Officially, Intel's purchase of Mobileye probably won't be a done deal for another few weeks. But Intel and its soon-to-be subsidiary are already getting to work.
The first order of business? A new fleet of self-driving test cars.
Coming soon: "Over 100" new self-driving test cars
Mobileye (now described by Intel as "an Intel company") said that it will begin construction of a fleet of "Level 4" autonomous vehicles for testing in the United States, Europe, and Israel, where Mobileye is based. (Learn about the "levels" of self-driving technology here.)
The first vehicles will be deployed before the end of the year, it said, and its fleet will eventually number over 100 test vehicles. The vehicles will use what Mobileye described as a "hybrid solution," a combination of Mobileye's computer vision and automated-driving technologies with Intel's processors and "cloud" communication technologies.
The intent to build this fleet raises a question. From an auto-industry perspective, Mobileye (er, Intel) is a supplier, not a producer of completed cars. It's already working closely with a number of automakers, including BMW (NASDAQOTH:BAMXF), on self-driving car projects.
Why would it need its own proprietary test fleet?
More test miles = safer vehicles
Intel and Mobileye were very clear that their intent isn't to compete with Mobileye's automaker clients. The point is to help speed the process of testing and refining self-driving technology -- and to serve as a rolling advertisement for the Intel-Mobileye system.
Intel and Mobileye announced last year that they have teamed up with giant auto-industry supplier Delphi Automotive (NYSE:DLPH) to bring a "turnkey" Level 4 self-driving solution to market by the end of 2019. This fleet is another step toward that goal. (The three partners are also working with BMW in a separate-but-related effort.)
"This [test fleet] does not replace any customer activities; it is additive to them," Mobileye's co-founder and chief technology officer, Amnon Shashua, said. "Our customers will benefit from our ability to use this fleet to accelerate our technology development. We want to enable automakers to deliver driverless cars faster while reducing costs -- data we collect will save our customers significant costs."
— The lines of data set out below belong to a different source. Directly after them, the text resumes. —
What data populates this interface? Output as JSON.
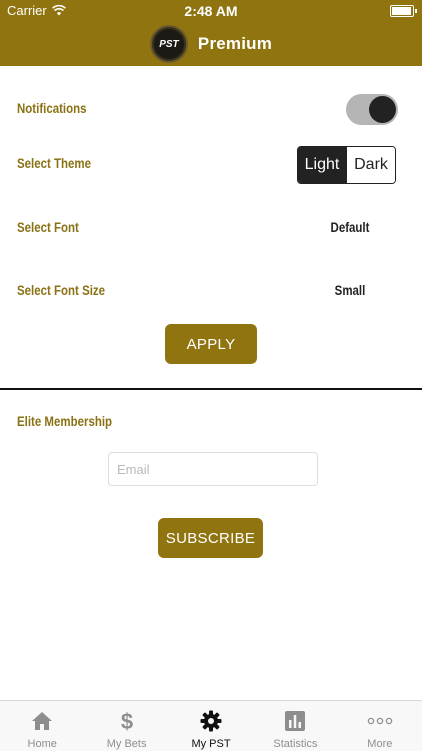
{
  "status_bar": {
    "carrier": "Carrier",
    "time": "2:48 AM",
    "battery_level": 0.95
  },
  "header": {
    "logo_text": "PST",
    "title": "Premium"
  },
  "settings": {
    "notifications_label": "Notifications",
    "notifications_on": true,
    "theme_label": "Select Theme",
    "theme_options": [
      "Light",
      "Dark"
    ],
    "theme_selected": "Light",
    "font_label": "Select Font",
    "font_value": "Default",
    "font_size_label": "Select Font Size",
    "font_size_value": "Small",
    "apply_label": "APPLY"
  },
  "membership": {
    "title": "Elite Membership",
    "email_placeholder": "Email",
    "email_value": "",
    "subscribe_label": "SUBSCRIBE"
  },
  "tabs": [
    {
      "label": "Home",
      "icon": "home-icon"
    },
    {
      "label": "My Bets",
      "icon": "dollar-icon"
    },
    {
      "label": "My PST",
      "icon": "gear-icon",
      "active": true
    },
    {
      "label": "Statistics",
      "icon": "bar-chart-icon"
    },
    {
      "label": "More",
      "icon": "more-icon"
    }
  ],
  "colors": {
    "accent": "#8f7410",
    "label": "#8a7214",
    "dark": "#222222"
  }
}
Before Intel, Mobileye didn't have the ability to build a test fleet on its own (and vice-versa.) But the two companies together will have the needed skills and products, Shashua said.
A rolling demonstration of the Intel-Mobileye tech
Mobileye said that the fleet will include different types of vehicles from several different automakers, to demonstrate that the system can be quickly adapted to different customers' products.
And, of course, it's a terrific advertising tool. The operation of the fleet in testing will be an ongoing demonstration of the Mobileye-Intel system to current and potential Mobileye customers -- as well as to investors like us, who are looking for ways to invest in the coming wave of self-driving vehicles. We'll be watching.